Removing myself from that toxic relationship helped me recreate myself inside and out. It was as if I got the chance to restart my life and find the value in myself. I regained my confidence, found my own voice and realized that I was capable of so much on my own. I found a wonderful little place for myself and my daughter and it is filled with all of my creative endeavors—from a quirky little bright green camel clock to a dresser and coffee table that I redid.  Everything that I had allowed someone else to smother has come back out in full force. 


                Now that I have learned to stand on my own two feet I’m working every day to love myself. It’s something that I feel like I have been lacking for most of my life—even before my ex husband was in the picture. I find it every day, in all the love and dedication that I put into my confections and in every way that I get to express who I am and what fills me with joy.

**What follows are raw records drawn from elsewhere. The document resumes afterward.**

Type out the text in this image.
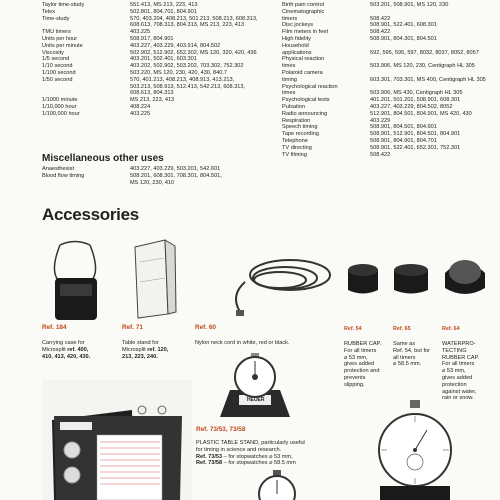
Taylor time-study	551.413, MS 213, 223, 413
Telex	502.801, 804.701, 804.901
Time-study	570, 403.204, 408.213, 501.213, 508.213, 608.313,
608.613, 708.313, 804.313, MS 213, 223, 413
TMU timers	403.225
Units per hour	508.917, 804.901
Units per minute	403.227, 403.229, 403.914, 804.502
Viscosity	502.902, 512.902, 652.302, MS 120, 320, 420, 436
1/5 second	403.201, 502.401, 603.301
1/10 second	403.202, 502.902, 503.202, 703.302, 752.302
1/100 second	503.220, MS 120, 230, 420, 430, 840.7
1/50 second	570, 401.213, 408.213, 408.913, 413.213,
503.213, 508.913, 512.413, 542.213, 608.313,
608.613, 804.313
1/1000 minute	MS 213, 223, 413
1/10,000 hour	408.224
1/100,000 hour	403.225
Birth pain control	503.201, 508.901, MS 120, 230
Cinematographic
timers	508.422
Disc jockeys	508.901, 522.401, 608.301
Film meters in feet	508.422
High fidelity	508.901, 804.301, 804.501
Household
applications	592, 595, 595, 597, 8032, 8037, 8052, 8057
Physical reaction
times	503.906, MS 120, 230, Centigraph HL 305
Polaroid camera
timing	603.301, 703.301, MS 400, Centigraph HL 305
Psychological reaction
times	503.906, MS 430, Centigraph HL 305
Psychological tests	401.201, 501.201, 508.901, 608.301
Pulsation	403.227, 403.229, 804.502, 8052
Radio announcing	512.901, 804.501, 804.901, MS 420, 430
Respiration	403.229
Speech timing	508.901, 804.501, 804.901
Tape recording	508.901, 512.901, 804.501, 804.901
Telephone	508.901, 804.901, 804.701
TV directing	508.901, 522.401, 652.301, 752.301
TV filming	508.422
Miscellaneous other uses
Anaesthesist	403.227, 403.229, 503.201, 542.601
Blood flow timing	508.201, 608.301, 708.301, 804.501,
MS 120, 230, 410
Accessories
Ref. 184
Carrying case for
Microsplit ref. 400,
410, 413, 420, 430.
Ref. 71
Table stand for
Microsplit ref. 120,
213, 223, 240.
Ref. 60
Nylon neck cord in white, red or black.
Ref. 54
RUBBER CAP.
For all timers
⌀ 53 mm,
gives added
protection and
prevents
slipping.
Ref. 65
Same as
Ref. 54, but for
all timers
⌀ 58.5 mm.
Ref. 64
WATERPRO-
TECTING
RUBBER CAP.
For all timers
⌀ 53 mm,
gives added
protection
against water,
rain or snow.
HEUER
Ref. 73/53, 73/58
PLASTIC TABLE STAND, particularly useful
for timing in science and research.
Ref. 73/53 – for stopwatches ⌀ 53 mm,
Ref. 73/58 – for stopwatches ⌀ 58.5 mm
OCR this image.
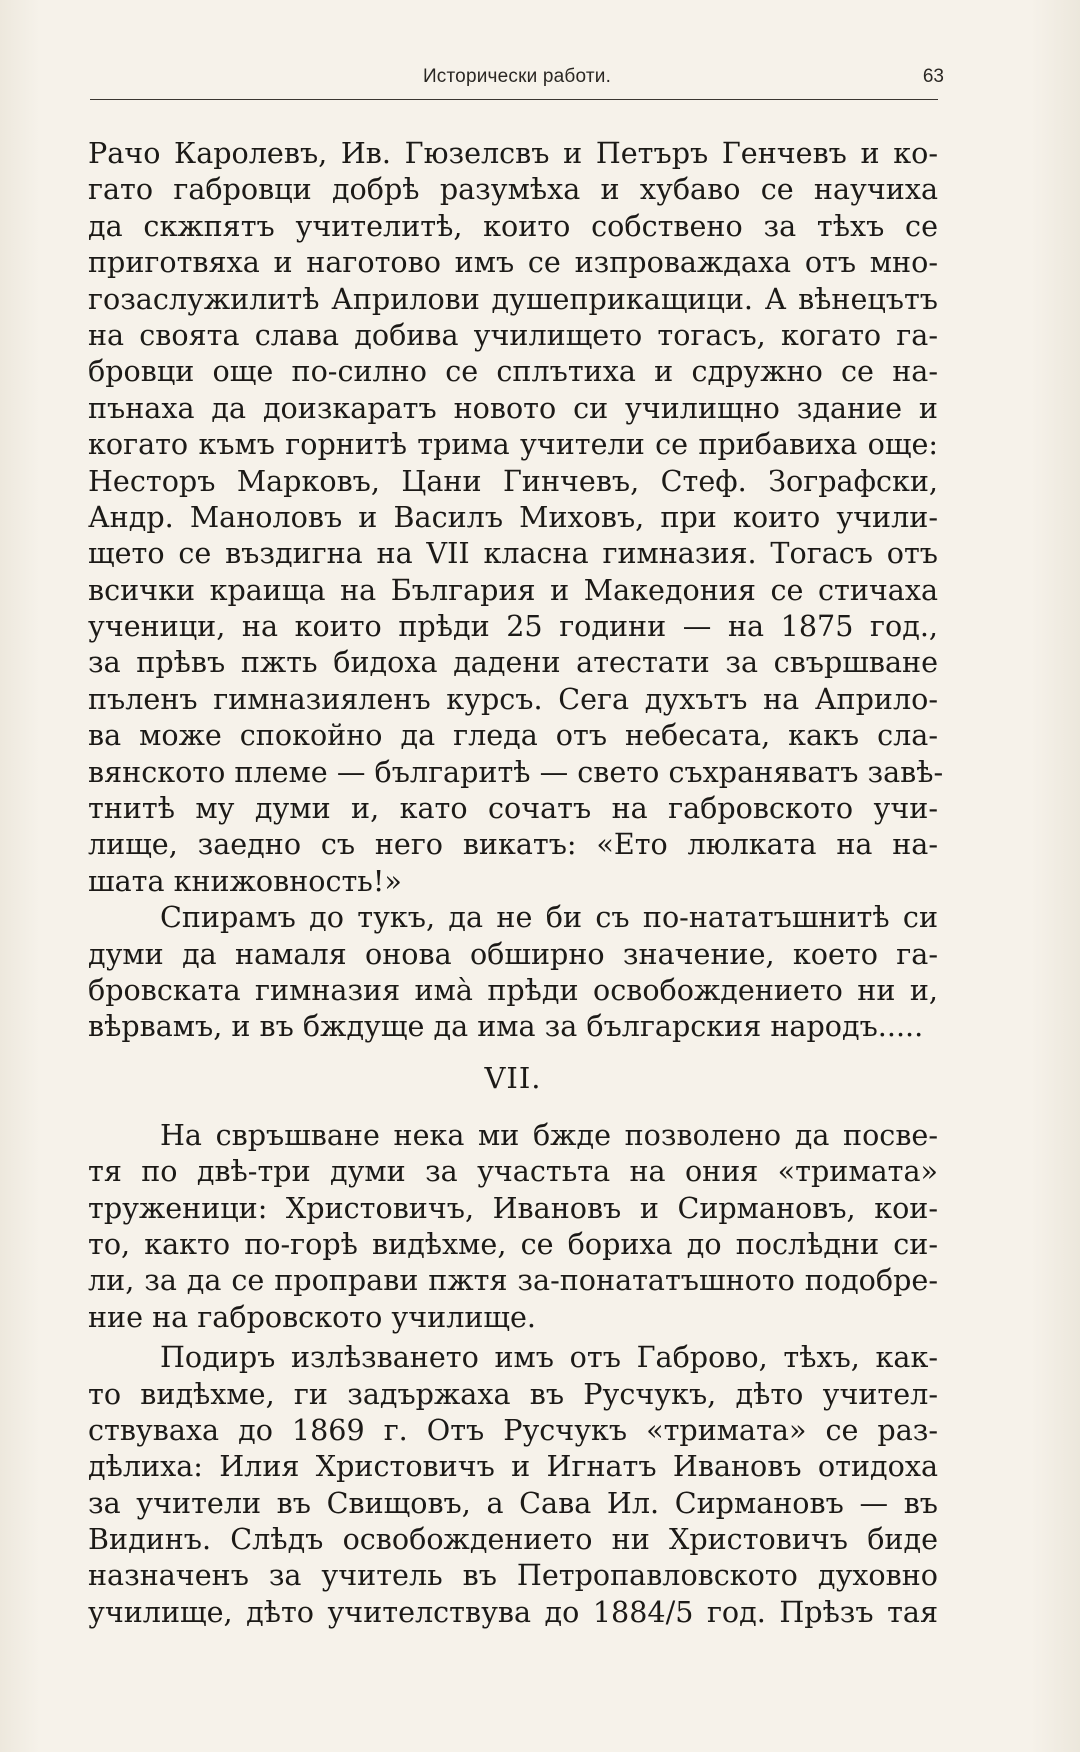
Исторически работи.	63
Рачо Каролевъ, Ив. Гюзелсвъ и Петъръ Генчевъ и ко-
гато габровци добрѣ разумѣха и хубаво се научиха
да скжпятъ учителитѣ, които собствено за тѣхъ се
приготвяха и наготово имъ се изпроваждаха отъ мно-
гозаслужилитѣ Априлови душеприкащици. А вѣнецътъ
на своята слава добива училището тогасъ, когато га-
бровци още по-силно се сплътиха и сдружно се на-
пънаха да доизкаратъ новото си училищно здание и
когато къмъ горнитѣ трима учители се прибавиха още:
Несторъ Марковъ, Цани Гинчевъ, Стеф. Зографски,
Андр. Маноловъ и Василъ Миховъ, при които учили-
щето се въздигна на VII класна гимназия. Тогасъ отъ
всички краища на България и Македония се стичаха
ученици, на които прѣди 25 години — на 1875 год.,
за прѣвъ пжть бидоха дадени атестати за свършване
пъленъ гимназияленъ курсъ. Сега духътъ на Априло-
ва може спокойно да гледа отъ небесата, какъ сла-
вянското племе — българитѣ — свето съхраняватъ завѣ-
тнитѣ му думи и, като сочатъ на габровското учи-
лище, заедно съ него викатъ: «Ето люлката на на-
шата книжовность!»
Спирамъ до тукъ, да не би съ по-нататъшнитѣ си
думи да намаля онова обширно значение, което га-
бровската гимназия имà прѣди освобождението ни и,
вѣрвамъ, и въ бждуще да има за българския народъ.....
VII.
На свръшване нека ми бжде позволено да посве-
тя по двѣ-три думи за участьта на ония «тримата»
труженици: Христовичъ, Ивановъ и Сирмановъ, кои-
то, както по-горѣ видѣхме, се бориха до послѣдни си-
ли, за да се проправи пжтя за-понататъшното подобре-
ние на габровското училище.
Подиръ излѣзването имъ отъ Габрово, тѣхъ, как-
то видѣхме, ги задържаха въ Русчукъ, дѣто учител-
ствуваха до 1869 г. Отъ Русчукъ «тримата» се раз-
дѣлиха: Илия Христовичъ и Игнатъ Ивановъ отидоха
за учители въ Свищовъ, а Сава Ил. Сирмановъ — въ
Видинъ. Слѣдъ освобождението ни Христовичъ биде
назначенъ за учитель въ Петропавловското духовно
училище, дѣто учителствува до 1884/5 год. Прѣзъ тая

Without someone else pulling the strings, I have started to discover what loving myself really means. When you find value yourself other people can see it. It shines through in everything that you do, because you’re no longer worried about others devaluing you. It may have taken a long time for me to realize it, but I am grateful for gaining the ability to truly value who I am and what I am capable of. Now, I know that I have the strength to take on any challenge that comes my way and I do everything I can to show my daughter that she has the ability to do the same.